July 12: Wall Street pushed higher into record territory Friday after Federal Reserve chief Jerome Powell all but flicked the switch on a US interest rate cut at the end of the month.
After big losses at the start of the week, trading floors have been much more upbeat since a two-day congressional testimony in which Powell hinted at a possible reduction in borrowing costs, with markets now betting on the size of the anticipated cut.
After the Dow stocks index pushed above 27,000 points for the first time on Thursday, it pushed further into record territory on Friday, as did the broader S&P 500. The tech-heavy Nasdaq stayed close to record highs.
“Dealers remain divided as to the size of the (Fed) cut… but the view across the board is that monetary policy will be loosened,” said analyst David Madden at CMC Markets UK.

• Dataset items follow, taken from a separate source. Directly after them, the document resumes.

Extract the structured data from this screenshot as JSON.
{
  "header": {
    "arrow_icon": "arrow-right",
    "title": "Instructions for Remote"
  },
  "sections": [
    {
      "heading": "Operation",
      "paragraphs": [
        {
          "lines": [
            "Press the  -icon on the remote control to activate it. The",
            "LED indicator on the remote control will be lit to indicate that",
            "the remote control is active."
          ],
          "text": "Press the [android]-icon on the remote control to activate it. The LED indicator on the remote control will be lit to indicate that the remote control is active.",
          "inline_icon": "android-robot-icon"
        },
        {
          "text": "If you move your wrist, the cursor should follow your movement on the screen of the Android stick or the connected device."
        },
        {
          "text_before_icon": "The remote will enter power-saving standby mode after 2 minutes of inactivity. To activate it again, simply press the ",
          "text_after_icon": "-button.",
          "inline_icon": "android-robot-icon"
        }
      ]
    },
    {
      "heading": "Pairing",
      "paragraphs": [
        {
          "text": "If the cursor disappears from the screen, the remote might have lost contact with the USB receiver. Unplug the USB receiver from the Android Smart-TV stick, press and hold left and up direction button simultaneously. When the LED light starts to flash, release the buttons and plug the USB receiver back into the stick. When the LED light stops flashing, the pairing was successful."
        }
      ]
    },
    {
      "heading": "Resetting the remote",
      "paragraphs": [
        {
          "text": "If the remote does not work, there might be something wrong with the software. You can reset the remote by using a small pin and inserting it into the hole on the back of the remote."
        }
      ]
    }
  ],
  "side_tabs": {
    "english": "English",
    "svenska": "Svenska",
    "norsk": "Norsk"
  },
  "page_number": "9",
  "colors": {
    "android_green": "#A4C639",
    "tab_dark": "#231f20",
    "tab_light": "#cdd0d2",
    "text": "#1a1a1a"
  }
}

While the positive sentiment initially filtered through to Asia and Europe on Friday, the momentum petered out in late European trading.
For Chris Beauchamp, chief market analyst at online trading firm IG, “the question is now whether equities can survive an earnings season that at present is forecast to show the second quarter of declines in earnings.”
Further stock market gains came despite unease caused by US President Donald Trump accusing China of backsliding on a trade promise — just days after the two sides tentatively began telephone talks on resolving their tariffs war.
Meanwhile, China's economy grew at its slowest rate in nearly three decades in the second quarter, hit by the US-China trade war and weakening global demand, according to an AFP survey of analysts.
The world's second largest economy expanded 6.2 percent in April-June, the poll of 10 economists estimated, ahead of the official release of gross domestic product figures Monday.
– Oil prices rise –
Elsewhere, geopolitical tensions after armed Iranian boats threatened a British oil tanker earlier in the week provided support for oil prices, although gains were limited by longer-term oversupply concerns.
Iran's menacing of the BP supertanker on Wednesday appeared to be in retaliation for Britain's seizure of the Iranian Grace 1 tanker off Gibraltar on July 4.
“With Iran seeking retribution for the UK's actions around Gibraltar, there is a distinct possibility that we could see an upside shock to prices,” said IG trading group analyst Joshua Mahony.
“That being said, in the absence of such shocks, US production is likely to remain a drag on prices.”
Iran's Revolutionary Guards denied involvement in the British Heritage incident but said the United States and Britain would “strongly regret” British detention of the fully-loaded Iranian tanker off Gibraltar for violating sanctions on Syria, allegedly the planned recipient of its cargo.
Britain said Friday it will send a second warship to the Gulf, while the Pentagon said Thursday it was discussing military escorts for vessels in the Gulf.
But the rises in oil prices as a result of the incident have been capped by an oversupplied oil market, according to traders.
And the IEA on Friday said the recent decision by oil producing countries to prolong cuts in output will not fundamentally change the outlook for the market.
“The widely-anticipated decision by OPEC+ ministers to extend their output agreement to March 2020 provides guidance but it does not change the fundamental outlook of an oversupplied market,” the International Energy Agency said in its latest monthly report.
At a meeting two weeks ago in Vienna, OPEC countries and other oil producers such as Russia agreed to prolong by nine months daily output cuts aimed at supporting prices and soaking up excess supplies.
But supply is currently well in excess of demand, said the Paris-based institution that provides advice to oil-consuming nations.